To use the PACE program effectively you must employ two important
features:
The progressive component must be some measurement of intensity.
It can be pace or distance in the same amount of time. It can be resistance,
slope or weight. This is not to say you must exercise harder. You can begin
very light as long as you gradually add resistance or pick up the pace as your
capacity increases. This can be as simple as walking the stairs more quickly
or adding small weights to your ankles.
Accelerate your exercise sessions. This means the peak you are
achieving during exercise should come sooner as your cardiovascular capacity
increases. When you are de-conditioned or have low cardiopulmonary capacity,
it will take you several minutes to get your breathing and heart rates up. But
as your heart, lungs and blood vessels get more accustomed to the challenge,
they will gear up faster. Focus on this gradual change and you will train your
body to have more cardiovascular capacity ready on demand.

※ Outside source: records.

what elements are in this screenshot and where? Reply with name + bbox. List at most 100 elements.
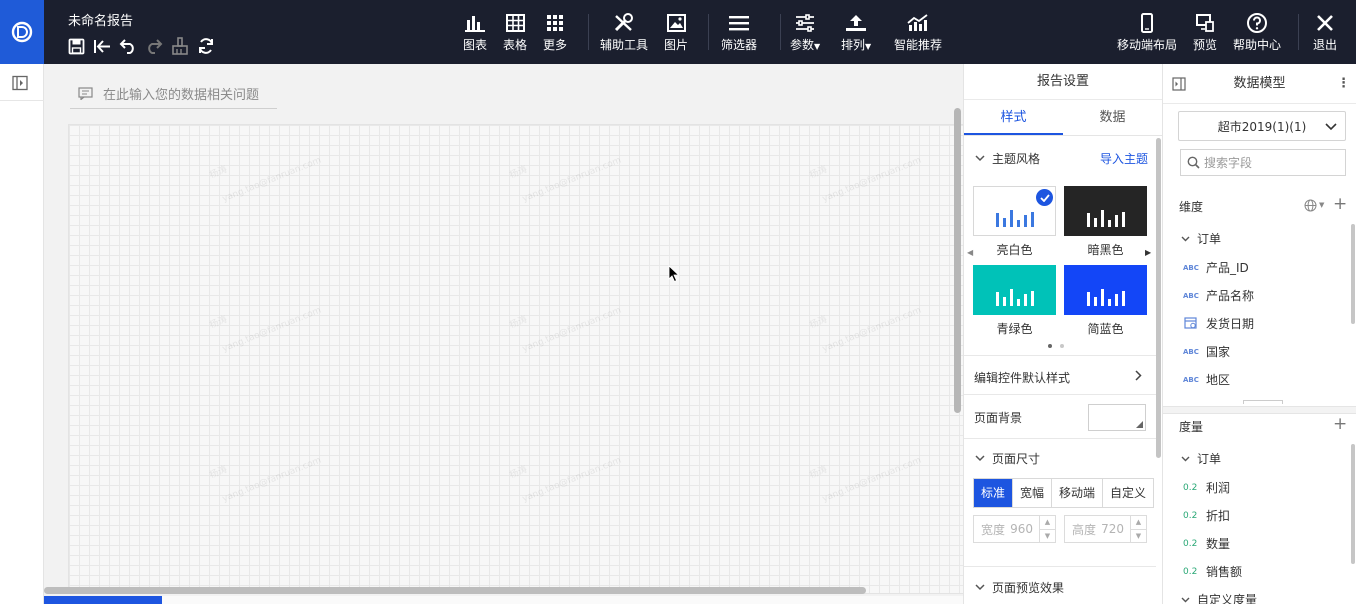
- theme-next-arrow-icon[interactable]: ▶: [1145, 248, 1151, 257]
- chevron-down-icon: [1181, 597, 1190, 602]
- field-item[interactable]: ABC 产品名称: [1183, 287, 1254, 304]
- chevron-down-icon: [974, 581, 986, 593]
- measure-section-label: 度量: [1179, 420, 1204, 434]
- field-item[interactable]: 0.2 利润: [1183, 479, 1230, 496]
- dimension-group-orders[interactable]: 订单: [1181, 230, 1221, 247]
- custom-measure-group[interactable]: 自定义度量: [1181, 591, 1257, 604]
- step-down-icon[interactable]: ▼: [1131, 530, 1146, 543]
- size-mobile-button[interactable]: 移动端: [1052, 479, 1104, 507]
- page-size-header[interactable]: 页面尺寸: [964, 448, 1156, 468]
- question-input[interactable]: 在此输入您的数据相关问题: [70, 78, 277, 109]
- field-item[interactable]: 发货日期: [1183, 315, 1254, 332]
- exit-label: 退出: [1313, 38, 1338, 52]
- format-brush-icon[interactable]: [170, 36, 190, 56]
- bar-chart-icon: [465, 12, 485, 34]
- globe-icon[interactable]: [1304, 199, 1317, 212]
- arrange-button[interactable]: 排列▼: [841, 12, 871, 53]
- mobile-layout-button[interactable]: 移动端布局: [1117, 12, 1177, 53]
- redo-icon[interactable]: [144, 36, 164, 56]
- table-button[interactable]: 表格: [503, 12, 527, 53]
- arrange-label: 排列▼: [841, 38, 872, 52]
- size-wide-button[interactable]: 宽幅: [1013, 479, 1053, 507]
- watermark-email: yang.tao@fanruan.com: [220, 455, 323, 505]
- theme-section-header[interactable]: 主题风格 导入主题: [964, 148, 1156, 168]
- theme-card-blue[interactable]: [1064, 265, 1147, 315]
- field-item[interactable]: ABC 地区: [1183, 371, 1230, 388]
- field-item[interactable]: ABC 产品_ID: [1183, 259, 1249, 276]
- chevron-down-icon: [1181, 456, 1190, 461]
- more-options-icon[interactable]: ⋮: [1337, 64, 1350, 104]
- expand-panel-icon[interactable]: [12, 75, 28, 91]
- help-center-label: 帮助中心: [1233, 38, 1282, 52]
- page-preview-header[interactable]: 页面预览效果: [964, 577, 1156, 597]
- field-item[interactable]: 0.2 折扣: [1183, 507, 1230, 524]
- smart-recommend-button[interactable]: 智能推荐: [894, 12, 942, 53]
- back-to-start-icon[interactable]: [92, 36, 112, 56]
- caret-down-icon[interactable]: ▼: [1319, 201, 1324, 209]
- report-title[interactable]: 未命名报告: [68, 10, 133, 29]
- image-label: 图片: [664, 38, 689, 52]
- auxiliary-tools-label: 辅助工具: [600, 38, 649, 52]
- table-label: 表格: [503, 38, 528, 52]
- tab-data[interactable]: 数据: [1063, 100, 1162, 135]
- refresh-icon[interactable]: [196, 36, 216, 56]
- step-down-icon[interactable]: ▼: [1040, 530, 1055, 543]
- size-standard-button[interactable]: 标准: [974, 479, 1014, 507]
- left-rail: [0, 64, 44, 604]
- collapse-panel-icon[interactable]: [1172, 77, 1186, 91]
- undo-icon[interactable]: [118, 36, 138, 56]
- watermark-email: yang.tao@fanruan.com: [520, 155, 623, 205]
- report-canvas-area: 在此输入您的数据相关问题 杨涛 yang.tao@fanruan.com 杨涛 …: [44, 64, 963, 604]
- theme-card-teal[interactable]: [973, 265, 1056, 315]
- help-center-button[interactable]: 帮助中心: [1233, 12, 1281, 53]
- field-item[interactable]: ABC 国家: [1183, 343, 1230, 360]
- size-custom-button[interactable]: 自定义: [1103, 479, 1153, 507]
- dimension-scrollbar[interactable]: [1351, 224, 1355, 324]
- preview-button[interactable]: 预览: [1193, 12, 1217, 53]
- chevron-down-icon: [1181, 236, 1190, 241]
- measure-group-orders[interactable]: 订单: [1181, 450, 1221, 467]
- theme-card-dark[interactable]: [1064, 186, 1147, 236]
- field-item[interactable]: 0.2 销售额: [1183, 563, 1242, 580]
- section-splitter[interactable]: [1163, 406, 1356, 414]
- dataset-select[interactable]: 超市2019(1)(1): [1178, 111, 1346, 141]
- theme-card-white[interactable]: [973, 186, 1056, 236]
- tab-style[interactable]: 样式: [964, 100, 1063, 135]
- field-search-input[interactable]: 搜索字段: [1180, 149, 1346, 176]
- settings-scrollbar[interactable]: [1156, 138, 1161, 458]
- page-size-label: 页面尺寸: [992, 451, 1041, 466]
- save-icon[interactable]: [66, 36, 86, 56]
- grid-dots-icon: [546, 12, 564, 34]
- step-up-icon[interactable]: ▲: [1131, 516, 1146, 530]
- number-type-icon: 0.2: [1183, 538, 1198, 549]
- active-page-tab[interactable]: [44, 596, 162, 604]
- field-item[interactable]: 0.2 数量: [1183, 535, 1230, 552]
- theme-prev-arrow-icon[interactable]: ◀: [967, 248, 973, 257]
- page-background-color-picker[interactable]: [1088, 404, 1146, 431]
- more-button[interactable]: 更多: [543, 12, 567, 53]
- toolbar-divider: [708, 14, 709, 50]
- theme-pagination[interactable]: [1048, 344, 1064, 348]
- params-button[interactable]: 参数▼: [790, 12, 820, 53]
- step-up-icon[interactable]: ▲: [1040, 516, 1055, 530]
- exit-button[interactable]: 退出: [1313, 12, 1337, 53]
- add-dimension-icon[interactable]: +: [1333, 194, 1347, 214]
- canvas-vertical-scrollbar[interactable]: [954, 108, 961, 413]
- height-stepper[interactable]: 高度 720 ▲ ▼: [1064, 515, 1147, 543]
- field-name: 发货日期: [1206, 317, 1255, 331]
- report-canvas[interactable]: 杨涛 yang.tao@fanruan.com 杨涛 yang.tao@fanr…: [68, 124, 963, 594]
- add-measure-icon[interactable]: +: [1333, 414, 1347, 434]
- import-theme-link[interactable]: 导入主题: [1100, 150, 1148, 167]
- width-stepper[interactable]: 宽度 960 ▲ ▼: [973, 515, 1056, 543]
- edit-default-style-row[interactable]: 编辑控件默认样式: [964, 367, 1156, 387]
- filter-button[interactable]: 筛选器: [721, 12, 757, 53]
- chart-button[interactable]: 图表: [463, 12, 487, 53]
- canvas-horizontal-scrollbar[interactable]: [44, 587, 866, 594]
- image-button[interactable]: 图片: [664, 12, 688, 53]
- splitter-handle[interactable]: [1243, 400, 1283, 404]
- logo-icon: [11, 21, 33, 43]
- measure-scrollbar[interactable]: [1351, 444, 1355, 564]
- auxiliary-tools-button[interactable]: 辅助工具: [600, 12, 648, 53]
- text-type-icon: ABC: [1183, 263, 1199, 272]
- chevron-down-icon: [974, 452, 986, 464]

Avoid increasing duration over time. This only trains your body
to build more fat because fat is the most efficient fuel for long-term exercise.
Keep your regular sessions at no more than 15 minutes straight. Short bursts
will use energy from carbohydrates stored in muscle rather than from fat. Carbs
are capable of burning energy at a much higher rate. You then burn much more
fat for energy during the recovery period as you replenish the carbs.